Playwright Caroline Treadwell takes a lighthearted look at the folkways and quirky lives of 10 young Angelenos. These city dwellers often find themselves at cross-purposes; their conversations have a way of breaking up, even when not conducted by cell phone; and their lives intersect in patterns of daunting complexity.

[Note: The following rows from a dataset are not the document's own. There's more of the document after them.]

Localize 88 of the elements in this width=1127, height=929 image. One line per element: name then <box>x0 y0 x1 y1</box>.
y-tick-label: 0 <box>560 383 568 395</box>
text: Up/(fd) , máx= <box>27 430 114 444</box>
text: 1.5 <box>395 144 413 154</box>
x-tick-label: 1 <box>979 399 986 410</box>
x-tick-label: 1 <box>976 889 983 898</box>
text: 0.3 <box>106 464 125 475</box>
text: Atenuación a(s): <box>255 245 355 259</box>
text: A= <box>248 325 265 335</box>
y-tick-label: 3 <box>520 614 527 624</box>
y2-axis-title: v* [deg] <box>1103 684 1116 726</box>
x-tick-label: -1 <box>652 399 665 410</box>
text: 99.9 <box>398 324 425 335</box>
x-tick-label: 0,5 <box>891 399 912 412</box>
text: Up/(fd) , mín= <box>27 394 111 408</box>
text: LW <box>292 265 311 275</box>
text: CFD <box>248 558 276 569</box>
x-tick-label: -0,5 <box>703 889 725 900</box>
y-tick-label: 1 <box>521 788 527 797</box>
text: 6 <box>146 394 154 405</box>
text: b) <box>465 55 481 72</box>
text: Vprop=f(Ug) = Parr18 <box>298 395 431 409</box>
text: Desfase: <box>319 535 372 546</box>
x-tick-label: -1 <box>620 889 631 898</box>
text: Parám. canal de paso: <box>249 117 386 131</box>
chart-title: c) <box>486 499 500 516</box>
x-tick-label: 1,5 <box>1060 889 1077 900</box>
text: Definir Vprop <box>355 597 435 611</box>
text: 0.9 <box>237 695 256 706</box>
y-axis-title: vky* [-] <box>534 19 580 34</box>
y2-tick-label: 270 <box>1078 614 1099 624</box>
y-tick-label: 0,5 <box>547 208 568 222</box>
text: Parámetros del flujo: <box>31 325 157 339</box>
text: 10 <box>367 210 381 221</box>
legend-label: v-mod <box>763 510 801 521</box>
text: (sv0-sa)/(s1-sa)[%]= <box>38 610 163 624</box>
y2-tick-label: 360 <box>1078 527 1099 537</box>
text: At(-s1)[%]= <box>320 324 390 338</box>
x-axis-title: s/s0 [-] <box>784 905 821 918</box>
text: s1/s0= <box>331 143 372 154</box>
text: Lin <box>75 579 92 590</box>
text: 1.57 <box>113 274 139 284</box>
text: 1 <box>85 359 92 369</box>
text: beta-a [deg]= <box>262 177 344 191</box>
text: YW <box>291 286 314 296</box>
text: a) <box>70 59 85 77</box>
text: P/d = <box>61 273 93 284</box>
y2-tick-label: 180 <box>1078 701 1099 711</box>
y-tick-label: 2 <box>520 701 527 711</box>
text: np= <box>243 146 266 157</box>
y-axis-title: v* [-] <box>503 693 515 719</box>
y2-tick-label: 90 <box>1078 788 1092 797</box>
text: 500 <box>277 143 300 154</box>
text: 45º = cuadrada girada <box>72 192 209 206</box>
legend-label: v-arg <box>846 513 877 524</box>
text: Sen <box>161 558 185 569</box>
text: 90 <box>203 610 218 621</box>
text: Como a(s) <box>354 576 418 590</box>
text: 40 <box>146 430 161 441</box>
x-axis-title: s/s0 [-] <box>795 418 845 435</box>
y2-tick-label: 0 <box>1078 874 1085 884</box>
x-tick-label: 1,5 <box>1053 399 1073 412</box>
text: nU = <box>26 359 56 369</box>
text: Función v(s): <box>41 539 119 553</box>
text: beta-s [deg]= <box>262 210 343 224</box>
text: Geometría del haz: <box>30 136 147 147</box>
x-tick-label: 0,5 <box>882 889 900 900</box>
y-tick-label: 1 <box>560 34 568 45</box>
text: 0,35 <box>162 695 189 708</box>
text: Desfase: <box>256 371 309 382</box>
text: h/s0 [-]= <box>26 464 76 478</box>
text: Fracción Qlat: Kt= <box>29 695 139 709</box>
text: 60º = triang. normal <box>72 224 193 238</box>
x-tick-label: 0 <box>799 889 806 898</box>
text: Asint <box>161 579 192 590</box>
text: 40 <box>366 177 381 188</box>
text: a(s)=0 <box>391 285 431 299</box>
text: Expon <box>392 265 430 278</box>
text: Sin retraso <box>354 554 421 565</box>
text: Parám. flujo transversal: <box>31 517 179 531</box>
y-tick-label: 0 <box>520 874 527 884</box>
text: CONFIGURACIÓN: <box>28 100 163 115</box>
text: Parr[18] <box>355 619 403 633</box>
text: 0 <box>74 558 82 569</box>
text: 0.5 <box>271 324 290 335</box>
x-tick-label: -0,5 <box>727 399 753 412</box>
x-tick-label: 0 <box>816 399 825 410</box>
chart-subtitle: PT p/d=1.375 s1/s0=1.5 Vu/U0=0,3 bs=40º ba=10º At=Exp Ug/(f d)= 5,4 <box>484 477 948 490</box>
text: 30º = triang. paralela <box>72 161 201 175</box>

Marin (Porter Kelly) is a pugnacious, bossy young woman who spends most of her life talking on her cell and likes to micromanage the love lives of her friends. She encourages Anna (Ruth Livier) to go on a blind date with likable nerd Julian (Kevin Hoffer) to make Anna's erring boyfriend, Tom (Seamus Dever), jealous -- but golfer Tom is having an affair with Consuela (Sandra Cevallos), whose brother Hernan (Alejandro Cardenas) works as Tom's caddy. After some Internet flirtation, Beth (Ashleigh Sumner) meets up with fellow lesbian Celine (Kristen Ariza), whom Beth finds too good to be true. Marin, meanwhile, is too busy keeping tabs on Anna and Beth to realize that her own boyfriend, Charlie (Daniel Billet), is in love with her and preparing to propose. When she rejects him, he overindulges in coke, goes slightly bananas, and hooks up with Reese (Adam Donshik), a Starbucks barista who's also a connoisseur of exotic drugs -- and who just happens to have been dumped by Celine.

Treadwell has a shrewd knack for clever dialogue and finding rueful comedy in recognizable characters and situations. Director Joe Camareno is equally deft at juggling the multiple plot lines and making the tangled relations clear, comprehensible, and funny. He has assembled a winning crew of actors, who play their roles with wacky conviction. Billet delivers a gloriously over-the-top performance as emotional, drug-addled Charlie, while Sumner nimbly captures Beth's obsessive fear of getting dumped. Donshik provides a flamboyant portrait of the eccentric Reese, and Kelly makes Marin engaging even when she's being obnoxious.

This is a delicious snapshot of dating and mating in old El Lay. By the end, Treadwell brings about as many clinches, clashes, and reconciliations as a Shakespearean comedy and marshals them all to a richly satisfying close.

Presented by American Studio Theatre and PlayGrounds Ink! at the Lillian Theatre,

1076 N. Lillian Way, Hollywood.

Fri.-Sat. 8 p.m., Sun. 7 p.m. (Sun. 2 p.m. only Nov. 11-18.) Oct. 13-Nov. 18.